Кошка лапой чуть не сцапала зазевавшегося, но из-под кровати выскочил с прутом самый храбрый и огрел её по морде. Кошка обиженно отступила, всем видом говоря: вы что, шуток не понимаете?
– Играют, – объяснила Махоня. – Я на них глядеть уморюся…
– Кто это? – едва выговорил Ваня от изумления.
– Дак все свои люди, – просто сказала она и очень ласково улыбнулась. – Беженцы они: с прежних мест снялися, невмоготу им стало, вот и прижились у меня.
– А где они раньше жили?
– Говорят, скиталися: в городе жили, а там шумно, чадно, угарно… а главное, народ городской очень уж беспокойный, нервный; не уживёшься с ним.
Весёлая возня под кроватью закончилась тем, что клубок выкатился оттуда как раз на кошку.
– Вишь, что вытворяют! – покачала головой Махоня; она вся светилась радостью. А за стеной, на улице, раздался велосипедный звонок. – Ну-ка, Вань, выйди, – живо сказала Махоня, – это мне пенсию привезли. Ваня встал, прислушался – опять раздался звоночек, и слышно, как кто-то прислонил велосипед к стене, потопал. – Почтальонка это, Ваня. Выйди, встреть её. В сенях темно, и двери не найдёт.

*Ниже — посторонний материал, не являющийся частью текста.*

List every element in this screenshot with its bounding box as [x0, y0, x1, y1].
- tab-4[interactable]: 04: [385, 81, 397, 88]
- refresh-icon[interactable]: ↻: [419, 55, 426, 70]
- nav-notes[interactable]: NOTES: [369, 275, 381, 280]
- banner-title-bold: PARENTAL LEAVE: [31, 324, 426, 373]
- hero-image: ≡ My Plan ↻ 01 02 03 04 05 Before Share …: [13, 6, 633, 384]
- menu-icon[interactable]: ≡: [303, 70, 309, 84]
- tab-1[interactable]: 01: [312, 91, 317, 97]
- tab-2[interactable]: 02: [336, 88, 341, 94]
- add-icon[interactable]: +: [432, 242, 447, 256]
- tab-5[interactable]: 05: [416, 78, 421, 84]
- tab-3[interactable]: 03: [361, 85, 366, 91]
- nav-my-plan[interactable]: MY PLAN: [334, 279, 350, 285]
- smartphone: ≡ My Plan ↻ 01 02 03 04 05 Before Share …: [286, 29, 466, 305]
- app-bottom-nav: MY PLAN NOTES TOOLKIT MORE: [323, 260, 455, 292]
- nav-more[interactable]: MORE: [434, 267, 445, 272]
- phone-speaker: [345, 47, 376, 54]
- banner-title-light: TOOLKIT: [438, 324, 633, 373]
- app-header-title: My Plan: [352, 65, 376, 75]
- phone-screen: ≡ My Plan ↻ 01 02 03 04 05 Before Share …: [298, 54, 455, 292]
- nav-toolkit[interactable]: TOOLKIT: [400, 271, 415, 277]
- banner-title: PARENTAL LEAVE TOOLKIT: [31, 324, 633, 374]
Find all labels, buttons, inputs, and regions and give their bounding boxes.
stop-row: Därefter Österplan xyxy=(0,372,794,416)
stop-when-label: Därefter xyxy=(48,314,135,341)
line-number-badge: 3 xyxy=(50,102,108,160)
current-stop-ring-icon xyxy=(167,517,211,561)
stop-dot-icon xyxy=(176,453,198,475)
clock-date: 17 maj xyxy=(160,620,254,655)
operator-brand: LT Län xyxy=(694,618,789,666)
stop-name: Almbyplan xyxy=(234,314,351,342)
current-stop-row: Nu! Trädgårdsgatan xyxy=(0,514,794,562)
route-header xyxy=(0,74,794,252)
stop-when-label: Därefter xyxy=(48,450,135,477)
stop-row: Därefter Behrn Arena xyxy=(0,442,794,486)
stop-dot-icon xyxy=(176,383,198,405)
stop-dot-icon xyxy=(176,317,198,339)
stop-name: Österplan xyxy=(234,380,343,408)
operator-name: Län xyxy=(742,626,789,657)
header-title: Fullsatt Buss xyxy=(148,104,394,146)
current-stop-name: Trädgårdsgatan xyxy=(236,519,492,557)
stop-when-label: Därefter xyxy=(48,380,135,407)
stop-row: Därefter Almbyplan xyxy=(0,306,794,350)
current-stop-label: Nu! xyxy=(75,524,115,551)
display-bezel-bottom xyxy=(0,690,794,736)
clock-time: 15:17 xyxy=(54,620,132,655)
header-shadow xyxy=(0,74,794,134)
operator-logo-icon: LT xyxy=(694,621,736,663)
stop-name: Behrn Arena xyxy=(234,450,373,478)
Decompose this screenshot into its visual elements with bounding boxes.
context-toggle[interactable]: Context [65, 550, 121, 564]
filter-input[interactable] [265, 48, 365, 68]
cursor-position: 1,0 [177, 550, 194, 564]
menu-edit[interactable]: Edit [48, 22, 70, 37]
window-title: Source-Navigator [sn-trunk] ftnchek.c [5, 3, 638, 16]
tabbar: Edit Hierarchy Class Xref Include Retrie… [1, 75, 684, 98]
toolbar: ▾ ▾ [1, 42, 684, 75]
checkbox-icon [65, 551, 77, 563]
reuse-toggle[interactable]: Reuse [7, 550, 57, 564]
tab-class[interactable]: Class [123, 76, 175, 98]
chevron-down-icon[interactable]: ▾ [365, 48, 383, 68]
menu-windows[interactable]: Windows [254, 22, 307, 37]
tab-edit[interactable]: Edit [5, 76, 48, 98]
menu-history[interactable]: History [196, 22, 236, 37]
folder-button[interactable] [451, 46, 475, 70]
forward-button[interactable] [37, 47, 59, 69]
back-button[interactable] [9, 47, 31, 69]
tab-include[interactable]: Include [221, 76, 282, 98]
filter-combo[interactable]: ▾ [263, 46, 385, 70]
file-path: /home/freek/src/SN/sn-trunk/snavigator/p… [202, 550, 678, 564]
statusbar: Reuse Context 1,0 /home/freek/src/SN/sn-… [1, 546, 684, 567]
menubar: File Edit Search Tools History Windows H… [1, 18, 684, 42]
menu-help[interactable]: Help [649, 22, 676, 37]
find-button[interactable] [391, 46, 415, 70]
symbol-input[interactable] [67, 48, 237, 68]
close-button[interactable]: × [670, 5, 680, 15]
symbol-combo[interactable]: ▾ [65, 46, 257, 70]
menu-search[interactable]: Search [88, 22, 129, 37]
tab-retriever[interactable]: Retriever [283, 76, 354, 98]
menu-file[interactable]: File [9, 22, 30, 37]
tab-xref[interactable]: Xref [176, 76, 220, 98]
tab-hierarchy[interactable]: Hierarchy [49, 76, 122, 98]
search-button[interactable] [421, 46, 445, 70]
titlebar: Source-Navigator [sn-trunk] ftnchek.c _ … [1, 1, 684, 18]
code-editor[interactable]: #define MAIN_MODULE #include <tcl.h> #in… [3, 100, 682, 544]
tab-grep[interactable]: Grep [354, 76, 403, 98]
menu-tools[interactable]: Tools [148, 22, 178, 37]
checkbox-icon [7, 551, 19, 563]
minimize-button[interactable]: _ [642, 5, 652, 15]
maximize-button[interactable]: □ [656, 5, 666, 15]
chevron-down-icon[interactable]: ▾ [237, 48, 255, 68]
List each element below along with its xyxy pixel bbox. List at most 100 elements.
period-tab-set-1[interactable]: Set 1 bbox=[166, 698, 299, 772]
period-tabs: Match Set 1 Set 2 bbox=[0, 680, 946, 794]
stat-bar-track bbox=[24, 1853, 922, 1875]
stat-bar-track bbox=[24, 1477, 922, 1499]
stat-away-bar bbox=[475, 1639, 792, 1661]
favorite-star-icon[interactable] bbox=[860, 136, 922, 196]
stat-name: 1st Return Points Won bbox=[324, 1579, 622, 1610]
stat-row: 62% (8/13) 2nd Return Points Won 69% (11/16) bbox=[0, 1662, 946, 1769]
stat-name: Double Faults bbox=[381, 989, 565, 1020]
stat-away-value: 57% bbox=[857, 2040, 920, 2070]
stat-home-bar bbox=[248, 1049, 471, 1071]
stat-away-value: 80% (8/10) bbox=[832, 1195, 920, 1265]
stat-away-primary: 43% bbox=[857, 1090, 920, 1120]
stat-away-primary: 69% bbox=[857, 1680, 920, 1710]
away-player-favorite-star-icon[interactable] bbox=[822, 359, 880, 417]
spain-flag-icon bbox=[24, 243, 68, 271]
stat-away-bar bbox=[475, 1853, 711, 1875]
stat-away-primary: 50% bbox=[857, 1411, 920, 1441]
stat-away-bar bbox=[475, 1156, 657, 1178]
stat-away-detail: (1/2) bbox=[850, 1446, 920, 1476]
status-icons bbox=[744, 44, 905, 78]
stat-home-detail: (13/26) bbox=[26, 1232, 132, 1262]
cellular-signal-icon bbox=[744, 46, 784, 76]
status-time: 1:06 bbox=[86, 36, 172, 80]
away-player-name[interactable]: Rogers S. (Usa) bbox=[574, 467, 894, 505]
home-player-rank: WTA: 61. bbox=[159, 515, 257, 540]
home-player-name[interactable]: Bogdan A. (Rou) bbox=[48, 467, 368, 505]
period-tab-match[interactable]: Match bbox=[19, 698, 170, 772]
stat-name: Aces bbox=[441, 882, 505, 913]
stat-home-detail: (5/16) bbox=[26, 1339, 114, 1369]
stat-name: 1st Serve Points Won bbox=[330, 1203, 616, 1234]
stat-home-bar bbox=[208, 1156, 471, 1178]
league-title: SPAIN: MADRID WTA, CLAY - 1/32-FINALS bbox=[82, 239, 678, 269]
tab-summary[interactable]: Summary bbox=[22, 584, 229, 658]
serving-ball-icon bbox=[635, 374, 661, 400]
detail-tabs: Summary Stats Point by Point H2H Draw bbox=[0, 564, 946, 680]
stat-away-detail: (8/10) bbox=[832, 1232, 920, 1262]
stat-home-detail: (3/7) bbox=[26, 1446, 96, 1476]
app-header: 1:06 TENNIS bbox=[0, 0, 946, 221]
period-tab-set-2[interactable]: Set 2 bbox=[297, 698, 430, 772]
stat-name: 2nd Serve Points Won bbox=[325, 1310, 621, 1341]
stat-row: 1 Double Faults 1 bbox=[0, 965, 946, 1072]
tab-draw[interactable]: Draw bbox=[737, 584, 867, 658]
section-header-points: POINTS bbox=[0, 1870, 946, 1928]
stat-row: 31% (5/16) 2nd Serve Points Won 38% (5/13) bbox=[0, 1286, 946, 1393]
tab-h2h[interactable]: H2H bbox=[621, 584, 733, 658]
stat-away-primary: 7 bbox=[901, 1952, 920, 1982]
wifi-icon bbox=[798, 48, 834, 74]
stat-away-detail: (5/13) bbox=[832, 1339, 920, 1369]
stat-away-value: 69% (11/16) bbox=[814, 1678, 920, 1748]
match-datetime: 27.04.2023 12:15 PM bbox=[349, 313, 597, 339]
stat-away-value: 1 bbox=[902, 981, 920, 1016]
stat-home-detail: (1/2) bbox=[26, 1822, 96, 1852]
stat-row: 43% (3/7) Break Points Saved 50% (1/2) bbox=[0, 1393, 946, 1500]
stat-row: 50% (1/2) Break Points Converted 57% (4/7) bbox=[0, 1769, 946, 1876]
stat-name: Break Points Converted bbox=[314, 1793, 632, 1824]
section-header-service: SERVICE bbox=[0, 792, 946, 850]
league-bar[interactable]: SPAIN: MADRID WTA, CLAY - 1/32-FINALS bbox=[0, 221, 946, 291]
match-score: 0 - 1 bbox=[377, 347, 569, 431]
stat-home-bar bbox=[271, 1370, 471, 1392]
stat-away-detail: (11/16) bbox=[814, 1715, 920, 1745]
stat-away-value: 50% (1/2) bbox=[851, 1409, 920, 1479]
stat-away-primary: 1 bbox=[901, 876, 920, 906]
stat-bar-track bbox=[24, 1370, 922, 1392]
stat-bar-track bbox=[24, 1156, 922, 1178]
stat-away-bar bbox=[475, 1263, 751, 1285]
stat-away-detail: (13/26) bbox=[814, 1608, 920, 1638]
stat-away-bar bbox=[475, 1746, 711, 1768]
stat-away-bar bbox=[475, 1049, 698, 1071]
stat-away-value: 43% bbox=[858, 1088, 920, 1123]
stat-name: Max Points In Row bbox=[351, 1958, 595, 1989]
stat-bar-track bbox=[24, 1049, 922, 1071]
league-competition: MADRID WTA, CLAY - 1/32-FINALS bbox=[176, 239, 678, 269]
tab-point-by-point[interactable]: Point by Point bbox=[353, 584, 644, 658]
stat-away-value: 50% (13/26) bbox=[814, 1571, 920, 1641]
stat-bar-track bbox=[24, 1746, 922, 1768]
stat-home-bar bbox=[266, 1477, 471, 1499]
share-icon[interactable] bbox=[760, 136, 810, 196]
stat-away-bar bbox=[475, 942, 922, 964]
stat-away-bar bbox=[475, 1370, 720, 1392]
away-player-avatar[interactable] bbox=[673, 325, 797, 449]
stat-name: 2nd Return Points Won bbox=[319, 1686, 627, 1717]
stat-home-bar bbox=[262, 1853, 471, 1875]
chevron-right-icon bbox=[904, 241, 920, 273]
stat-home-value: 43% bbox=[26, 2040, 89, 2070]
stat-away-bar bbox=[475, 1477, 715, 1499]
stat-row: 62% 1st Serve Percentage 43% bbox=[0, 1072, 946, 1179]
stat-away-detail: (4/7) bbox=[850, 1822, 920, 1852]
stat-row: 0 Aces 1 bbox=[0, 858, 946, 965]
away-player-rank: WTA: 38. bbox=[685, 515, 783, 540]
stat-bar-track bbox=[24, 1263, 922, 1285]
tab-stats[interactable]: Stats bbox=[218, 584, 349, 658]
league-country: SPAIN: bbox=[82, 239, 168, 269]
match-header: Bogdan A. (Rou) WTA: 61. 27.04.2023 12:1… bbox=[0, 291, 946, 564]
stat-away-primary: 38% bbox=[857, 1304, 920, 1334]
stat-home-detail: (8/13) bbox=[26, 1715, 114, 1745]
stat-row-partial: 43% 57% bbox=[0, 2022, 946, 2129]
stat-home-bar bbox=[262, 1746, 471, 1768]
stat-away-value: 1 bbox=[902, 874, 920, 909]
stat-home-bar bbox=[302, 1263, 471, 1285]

Он пожал плечами, вышел на крыльцо – перед ним стеной стоял снег. Откуда взяться почтальонке с пенсией на велосипеде! Разумеется, тут не было никого. Постоял, ожидая, не раздастся ли опять призывный звяк звоночка, но было тихо, безмолвно. Значит, всё это чьи-то шутки…
Прямо от крыльца уходил в белый сумрак неровный ход – небось, Махоня проделала. Как она его торила? Почему он у неё получился такой странный – словно она перед собой катила бочку, а бочка та то вправо, то влево?